My real question is about the no-passphrase entry.  I tried it, and it appears that I have no access to anything when a passphrase is not entered.  I recall reading somewhere about different behavior based on whether a passphrase box is checked.  Does anyone have any clarity on pitfalls to watch out for?

Overall, I'm very impressed with the Trezor!

[JorgeStolfi]

Is this just as secure as a paper wallet?
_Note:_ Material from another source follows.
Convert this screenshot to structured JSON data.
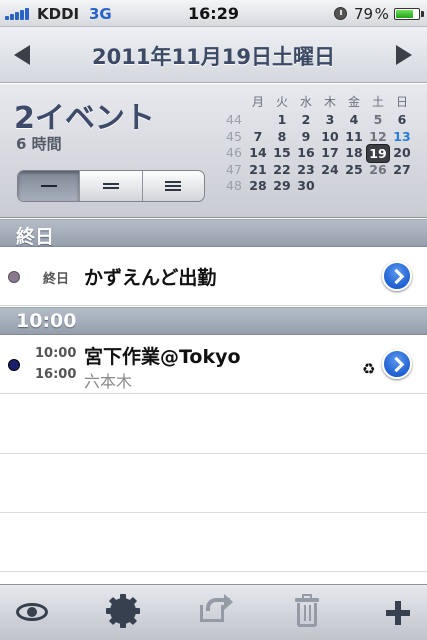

I should imagine it isn't because it requires you the manufacturer to actually have access to the private keys?

The keys are generated using entropy from the trezor plus entropy from the computer you plug into.  There's no way for the manufacturer to know your keys.

Well, if the manufacturer of a hardware wanted to get the client's keys, they could do it very easily. 
If you use a special-purpose hardware to store your keys, you have to trust the manufacturer.  I see no way around it.

The hardware can be checked and the software is open source.

Checking the hardware is viable only with sophisticated lab equipment.  To check the software, someone whould have to carefully check the source code (at every release) for malicious backdoors or weaknesses, and then the client would have to check that the compiled firmware that he is loading, duly signed by the manufacturer,  matches that source code.  Obviously neither is viable in practice, except after the fact.

[chrisrico]

Checking the hardware is viable only with sophisticated lab equipment.  To check the software, someone whould have to carefully check the source code (at every release) for malicious backdoors or weaknesses, and then the client would have to check that the compiled firmware that he is loading, duly signed by the manufacturer,  matches that source code.  Obviously neither is viable in practice, except after the fact.

The hardware can be checked by feeding it known inputs and checking that the output matches what's expected.

Their build process is deterministic, so you can in fact check that the signed binary matches the open source code. It is also not true that every individual has to check the code every time there is a release, it can be done on an ongoing basis by a community of semi-trusted individuals.

You're really reaching, aren't you? What's your angle here exactly?